Sundial sees Q1 revenue slip 22% to $17.6M

Sundial’s EBITDA plummeted to a $0.7 million loss during Q1 2022 after $18.4 million during the previous quarter

Sundial stock jumps on Q3 earnings of $11M
In July, Sundial bought Spiritleaf in a deal valued at $131 million. Press photo

Canadian cannabis producer Sundial Growers Inc. (Nasdaq: SNDL) saw revenue decrease during the first quarter, mainly as a result of losses on the investment side.

On Monday, the Calgary-based company announced its financial results for the first quarter ended March 31.

Net revenue for the quarter was $17.6 million, down 22 per cent from $22.7 million during the fourth quarter but representing a year-over-year increase of 78 per cent compared to the first quarter of 2021.

Sundial reported its gross margin increased to $3.4 million in the first quarter, compared to a loss of $2.5 million during the previous quarter.

The company’s net loss improved to $38 million from $54.8 million during the fourth quarter of 2021. The figure also represented a 72 per cent year-over-year improvement after posting a net loss of $134.4 million net loss during the first quarter of 2021.

Read more: Sundial sees Q4 revenue jump 63% to $22.7M

Read more: Nova Cannabis’s board of directors, CEO resign as Sundial acquisition closes

“The first quarter of 2022 was both transformational and transitional for Sundial,” Sundial CEO Zach George said in a statement. “Through cost structure improvements in our cannabis operations, we have created a more balanced and diverse product mix that focuses on higher-margin, higher-quality cannabis.”

Sundial posted an adjusted EBITDA loss of $0.7 million for the quarter, a sharp decline after reporting adjusted EBITDA of $18.4 million during the previous quarter.
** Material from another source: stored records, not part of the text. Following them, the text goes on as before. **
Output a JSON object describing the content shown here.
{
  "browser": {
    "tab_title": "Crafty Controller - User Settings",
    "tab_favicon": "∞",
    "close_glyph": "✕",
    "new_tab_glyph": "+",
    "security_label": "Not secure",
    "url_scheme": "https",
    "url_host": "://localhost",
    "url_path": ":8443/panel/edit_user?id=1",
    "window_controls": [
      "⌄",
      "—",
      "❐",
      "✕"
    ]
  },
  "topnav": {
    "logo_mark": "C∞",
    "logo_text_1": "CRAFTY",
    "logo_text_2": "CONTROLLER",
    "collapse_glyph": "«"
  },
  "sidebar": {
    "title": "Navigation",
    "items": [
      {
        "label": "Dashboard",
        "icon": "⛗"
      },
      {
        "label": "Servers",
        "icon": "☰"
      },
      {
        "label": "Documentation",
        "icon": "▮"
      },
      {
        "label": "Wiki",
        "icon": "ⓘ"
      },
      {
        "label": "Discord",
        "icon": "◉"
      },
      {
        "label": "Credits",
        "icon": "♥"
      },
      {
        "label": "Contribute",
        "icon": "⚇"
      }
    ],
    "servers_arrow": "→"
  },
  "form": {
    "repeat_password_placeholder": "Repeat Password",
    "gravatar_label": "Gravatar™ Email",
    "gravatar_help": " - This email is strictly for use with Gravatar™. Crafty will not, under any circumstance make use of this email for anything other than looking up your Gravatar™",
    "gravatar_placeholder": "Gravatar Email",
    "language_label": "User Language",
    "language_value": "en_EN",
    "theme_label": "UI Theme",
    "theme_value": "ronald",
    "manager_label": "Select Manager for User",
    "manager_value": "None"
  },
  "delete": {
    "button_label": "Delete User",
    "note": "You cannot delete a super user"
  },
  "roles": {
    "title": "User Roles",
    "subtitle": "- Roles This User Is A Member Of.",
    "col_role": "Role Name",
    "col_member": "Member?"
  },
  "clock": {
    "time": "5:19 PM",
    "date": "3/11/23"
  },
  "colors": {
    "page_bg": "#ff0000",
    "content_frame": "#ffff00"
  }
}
The decline was attributed to central bank interest rate changes and fair value adjustments related to its SunStream joint venture.

Sundial Q1 2022 Financials

Chart via Sundial

Cannabis cultivation and production accounted for net revenue of $8.8 million during the first quarter, while cannabis retail saw a net revenue of $7.5 million. Revenue from investments accounted for a loss of $17.7 million, including unrealized losses on marketable securities of $17.8 million.

General and administrative expenses in the first quarter were $10.7 million, compared to $7.1 million for the three months ended March 31, 2021. The increase was attributed to increases in salaries and wages, as well as professional fees.

The company ended the quarter with $1 billion in cash, marketable securities, and long-term investments. As of May 13, the firm reported it had $361 million of unrestricted cash with no outstanding debt.

Read more: Sundial stock jumps on Q3 earnings of $11M

Read more: Sundial set to buy liquor and pot retailer Alcanna for $346M

Sundial completed its acquisition of Alcanna Inc. for $346 million on March 31, creating Canada’s largest private sector cannabis and liquor retail network.

Sundial operates cannabis shops under its Spiritleaf banner, while producing cannabis brands Topleaf, Sundial Cannabis, Palmetto and Grasslands.

“We are now Canada’s largest private sector distributor of both liquor and cannabis with 354 retail locations and have quickly benefitted from collaboration with our new legacy Alcanna colleagues,” George said.

Company stock was down 2 per cent Tuesday, trading at $0.46 on the Nasdaq.